Catan Historical Scenarios I: Alexander and Cheops
- Publishers: 999games; danspill; Kosmos;
- Publication: 1998
- Genres: Board game
- Players: 2–4
- Playing time: 90 minutes
- Chance: Medium
- Skills: Negotiation; Strategy;

= Catan Historical Scenarios I: Alexander and Cheops =

Board game

Catan Historical Scenarios I: Alexander and Cheops (Die Siedler von Catan Historische Szenarien: Alexander der Grosse & Cheops) is the first of two Historical Scenario expansions to the Catan board game, distributed by Kosmos in Germany in 1998 and redistributed with rules translations in various other territories. The Historical Scenarios put the players in historical settings, while maintaining the Catan game mechanics. The Historical Scenarios are generally considered to be the forerunners to the later Catan Histories series of board games (which, similar to the Historical Scenarios, incorporate Catan-style game mechanics with historical settings), though the latter are fully independent games with their own game parts.

== Alexander the Great ==
In this scenario, players take on the role of advisors to Alexander the Great. At the start of the game, there are no settlements, and Alexander starts at a specified point on the game board. After each turn, Alexander moves one space on the path until he reaches another point on the board, at which point he only moves forward whenever a 7 is rolled.

At the beginning of the game, players receive resources from a "supply stack". After each turn, players take one resource card from the supply stack until the stack is exhausted. During the first turn, the dice are not rolled (as there are no resources for any player to collect). For the first few turns, players without settlements bid (in resources) for the right to place a settlement at Alexander's location (players with settlements may collect resources as normal).

As turns pass, Alexander may come across event chips. These trigger events, which have dependencies on certain resources (and for one event, Knight cards). Players bid in the permitted resources (if Knights are permitted, they are treated as three resources) for the right to resolve the event. Depending on the event, the winning player may keep the event chip (the only case where this does not happen is when the event gives the winner a settlement at Alexander's location). The three players with the most event chips (at least three) win the First Counselor, Second Counselor, or Third Counselor cards, depending on their standing. The First Counselor is worth four victory points, the Second Counselor three victory points, and the third Counselor two.

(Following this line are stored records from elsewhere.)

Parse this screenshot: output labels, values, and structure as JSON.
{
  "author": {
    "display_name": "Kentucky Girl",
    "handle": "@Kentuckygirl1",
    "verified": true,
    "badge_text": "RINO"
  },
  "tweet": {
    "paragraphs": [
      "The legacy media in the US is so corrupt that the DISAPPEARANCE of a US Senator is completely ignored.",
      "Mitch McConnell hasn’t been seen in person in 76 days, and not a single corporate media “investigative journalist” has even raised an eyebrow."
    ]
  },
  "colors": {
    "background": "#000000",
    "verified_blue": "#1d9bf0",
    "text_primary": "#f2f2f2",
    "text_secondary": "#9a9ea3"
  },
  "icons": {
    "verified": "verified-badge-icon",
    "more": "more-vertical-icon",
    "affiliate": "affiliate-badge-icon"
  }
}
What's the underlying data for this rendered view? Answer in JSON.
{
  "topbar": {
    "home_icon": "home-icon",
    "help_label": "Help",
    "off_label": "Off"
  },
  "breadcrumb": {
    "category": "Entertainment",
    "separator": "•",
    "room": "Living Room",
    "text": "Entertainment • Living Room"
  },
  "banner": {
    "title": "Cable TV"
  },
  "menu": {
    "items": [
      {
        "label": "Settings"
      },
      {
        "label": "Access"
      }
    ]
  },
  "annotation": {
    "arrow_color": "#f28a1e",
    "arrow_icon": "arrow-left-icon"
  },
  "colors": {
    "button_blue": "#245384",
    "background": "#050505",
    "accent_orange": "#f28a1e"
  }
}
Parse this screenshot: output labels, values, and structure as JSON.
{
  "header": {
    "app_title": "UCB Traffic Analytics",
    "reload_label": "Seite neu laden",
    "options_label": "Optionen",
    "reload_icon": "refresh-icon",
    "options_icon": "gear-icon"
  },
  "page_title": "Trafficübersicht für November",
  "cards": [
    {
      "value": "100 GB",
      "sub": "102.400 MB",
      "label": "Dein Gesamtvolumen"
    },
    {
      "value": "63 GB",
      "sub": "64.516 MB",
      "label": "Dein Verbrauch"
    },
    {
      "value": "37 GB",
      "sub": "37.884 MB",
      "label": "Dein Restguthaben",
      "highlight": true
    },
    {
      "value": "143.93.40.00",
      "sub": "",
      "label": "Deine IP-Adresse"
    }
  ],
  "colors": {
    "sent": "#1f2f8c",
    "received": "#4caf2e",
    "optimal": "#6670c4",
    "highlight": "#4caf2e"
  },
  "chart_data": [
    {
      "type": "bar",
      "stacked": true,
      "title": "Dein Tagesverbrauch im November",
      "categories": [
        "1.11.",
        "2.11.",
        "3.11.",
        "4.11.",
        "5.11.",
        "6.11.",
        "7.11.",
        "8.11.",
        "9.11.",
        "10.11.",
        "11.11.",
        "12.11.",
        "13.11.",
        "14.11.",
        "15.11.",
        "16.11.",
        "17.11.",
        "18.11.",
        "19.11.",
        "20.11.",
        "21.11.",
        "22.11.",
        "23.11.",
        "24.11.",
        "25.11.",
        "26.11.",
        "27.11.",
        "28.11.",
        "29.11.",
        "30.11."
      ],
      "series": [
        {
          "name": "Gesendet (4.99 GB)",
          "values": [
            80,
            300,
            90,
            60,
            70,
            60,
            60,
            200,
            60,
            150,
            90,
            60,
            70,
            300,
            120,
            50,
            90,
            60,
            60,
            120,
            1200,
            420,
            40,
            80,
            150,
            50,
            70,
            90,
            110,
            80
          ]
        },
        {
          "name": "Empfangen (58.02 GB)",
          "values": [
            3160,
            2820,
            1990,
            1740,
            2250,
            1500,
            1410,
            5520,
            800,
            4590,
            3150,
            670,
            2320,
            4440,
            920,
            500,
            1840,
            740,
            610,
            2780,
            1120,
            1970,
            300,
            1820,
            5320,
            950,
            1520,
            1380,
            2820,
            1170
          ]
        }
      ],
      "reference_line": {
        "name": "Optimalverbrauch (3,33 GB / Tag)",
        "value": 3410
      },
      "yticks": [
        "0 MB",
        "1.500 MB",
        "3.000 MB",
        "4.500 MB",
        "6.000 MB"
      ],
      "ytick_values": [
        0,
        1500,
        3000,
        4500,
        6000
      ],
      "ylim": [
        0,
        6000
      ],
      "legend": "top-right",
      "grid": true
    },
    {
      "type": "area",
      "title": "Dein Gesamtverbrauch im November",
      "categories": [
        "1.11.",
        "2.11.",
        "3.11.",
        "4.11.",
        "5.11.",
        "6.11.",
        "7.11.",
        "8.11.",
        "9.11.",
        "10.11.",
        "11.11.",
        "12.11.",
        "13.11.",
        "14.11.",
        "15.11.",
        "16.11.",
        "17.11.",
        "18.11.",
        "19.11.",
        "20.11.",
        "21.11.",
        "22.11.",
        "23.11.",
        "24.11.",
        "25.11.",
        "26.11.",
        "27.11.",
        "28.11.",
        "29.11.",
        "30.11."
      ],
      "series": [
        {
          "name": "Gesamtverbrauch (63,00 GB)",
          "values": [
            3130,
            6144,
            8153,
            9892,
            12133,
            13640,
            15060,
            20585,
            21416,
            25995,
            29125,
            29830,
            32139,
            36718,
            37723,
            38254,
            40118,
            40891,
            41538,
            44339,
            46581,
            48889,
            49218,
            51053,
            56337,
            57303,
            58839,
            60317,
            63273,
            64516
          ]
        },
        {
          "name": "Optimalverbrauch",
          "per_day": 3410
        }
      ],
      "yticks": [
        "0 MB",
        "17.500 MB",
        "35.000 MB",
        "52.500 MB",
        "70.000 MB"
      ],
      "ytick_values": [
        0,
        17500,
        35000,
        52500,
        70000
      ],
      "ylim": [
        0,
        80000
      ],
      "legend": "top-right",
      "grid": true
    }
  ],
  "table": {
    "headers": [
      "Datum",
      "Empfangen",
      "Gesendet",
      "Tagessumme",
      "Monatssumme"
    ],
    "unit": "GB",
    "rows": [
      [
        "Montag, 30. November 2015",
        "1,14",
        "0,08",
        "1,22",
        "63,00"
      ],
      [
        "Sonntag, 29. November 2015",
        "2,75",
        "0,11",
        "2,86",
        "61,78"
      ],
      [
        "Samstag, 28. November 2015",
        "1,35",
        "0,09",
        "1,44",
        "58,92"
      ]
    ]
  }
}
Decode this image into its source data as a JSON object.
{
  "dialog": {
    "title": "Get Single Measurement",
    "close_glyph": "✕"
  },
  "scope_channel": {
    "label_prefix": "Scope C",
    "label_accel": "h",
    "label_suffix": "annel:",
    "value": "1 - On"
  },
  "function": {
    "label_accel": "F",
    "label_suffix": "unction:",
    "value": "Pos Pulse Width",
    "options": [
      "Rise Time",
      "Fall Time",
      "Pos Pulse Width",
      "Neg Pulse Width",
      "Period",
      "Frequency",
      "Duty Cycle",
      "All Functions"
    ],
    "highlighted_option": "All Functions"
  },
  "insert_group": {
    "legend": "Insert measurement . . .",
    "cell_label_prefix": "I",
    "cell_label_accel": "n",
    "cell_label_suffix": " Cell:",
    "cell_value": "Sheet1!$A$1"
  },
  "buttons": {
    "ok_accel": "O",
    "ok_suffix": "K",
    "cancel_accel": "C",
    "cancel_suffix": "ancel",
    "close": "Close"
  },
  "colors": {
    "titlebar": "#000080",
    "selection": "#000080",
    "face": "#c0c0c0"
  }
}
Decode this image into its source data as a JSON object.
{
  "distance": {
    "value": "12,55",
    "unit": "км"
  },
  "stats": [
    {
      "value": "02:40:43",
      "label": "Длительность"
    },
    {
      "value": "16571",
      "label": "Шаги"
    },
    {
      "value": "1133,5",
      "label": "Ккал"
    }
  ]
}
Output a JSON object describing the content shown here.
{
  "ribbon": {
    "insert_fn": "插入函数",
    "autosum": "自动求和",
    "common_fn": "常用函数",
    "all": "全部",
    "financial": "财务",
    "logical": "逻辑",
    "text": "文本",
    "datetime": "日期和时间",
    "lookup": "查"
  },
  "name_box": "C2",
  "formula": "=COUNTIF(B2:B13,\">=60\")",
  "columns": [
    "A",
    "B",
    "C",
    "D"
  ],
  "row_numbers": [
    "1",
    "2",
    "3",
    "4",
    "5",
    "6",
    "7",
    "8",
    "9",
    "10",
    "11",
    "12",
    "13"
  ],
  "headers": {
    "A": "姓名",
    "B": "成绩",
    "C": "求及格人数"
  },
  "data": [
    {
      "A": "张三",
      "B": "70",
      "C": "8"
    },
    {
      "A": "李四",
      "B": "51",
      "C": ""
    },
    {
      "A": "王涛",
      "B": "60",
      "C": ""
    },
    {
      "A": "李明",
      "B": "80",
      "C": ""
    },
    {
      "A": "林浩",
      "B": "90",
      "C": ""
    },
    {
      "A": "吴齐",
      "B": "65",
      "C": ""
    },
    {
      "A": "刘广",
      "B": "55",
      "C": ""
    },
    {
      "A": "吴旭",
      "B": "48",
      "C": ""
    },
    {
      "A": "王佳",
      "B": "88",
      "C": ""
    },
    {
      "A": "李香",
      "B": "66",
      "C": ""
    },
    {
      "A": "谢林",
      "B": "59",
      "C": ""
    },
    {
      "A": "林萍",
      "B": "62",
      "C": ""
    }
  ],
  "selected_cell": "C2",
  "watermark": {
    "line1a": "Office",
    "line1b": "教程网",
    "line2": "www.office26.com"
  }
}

Players may also expand as normal, though settlements may not be built directly on Alexander's route or on intersections next to the part of the route ahead of Alexander.

The game ends when either a player accumulates 14 victory points, or when Alexander is at the end of the route, in which case, the leading player (event chips are used as a tiebreaker) is declared the winner.

== Cheops ==
In this scenario, players take on the role of Egyptian nobles, where they must build a pyramid for the Pharaoh Cheops.

At the start of the game, players place three settlements along the Nile river (represented by a series of marked intersections). Certain hexes are "gold hexes", which produce gold pieces. Gold pieces can be traded in the same manner as resources, and are used to compensate opponents for using their road network - in Cheops, a player may use the services of a harbour if they have a settlement there or are connected through a series of roads to such a settlement (for which the owner receives compensation if the harbour is used). Ships may also be built as in Catan: Seafarers, though unlike Seafarers, ships may not be moved, though ships and roads may be connected without a settlement in between.

Aside from expanding as in the main Catan game, players may choose to contribute to building the pyramid - this can only be done if a player has a settlement at the base of the pyramid (represented by another series of marked intersections), or is connected by a series of roads to such a settlement (though the owner of said settlement is given gold pieces as compensation). Whenever a 7 is rolled and a settlement is at the base of the pyramid, the Pharaoh also contributes a piece to the pyramid. The player with the most pyramid pieces receives the "Pharaoh's Blessing" bonus, worth three victory points, while the players with the fewest pieces receives the "Pharaoh's Curse", which deducts two victory points.

The game ends when any player obtains 12 victory points, when the pyramid is finished, or when the supply of Pharaoh pieces is exhausted; the latter two giving the victory with the leading player (gold pieces are used as a tiebreaker).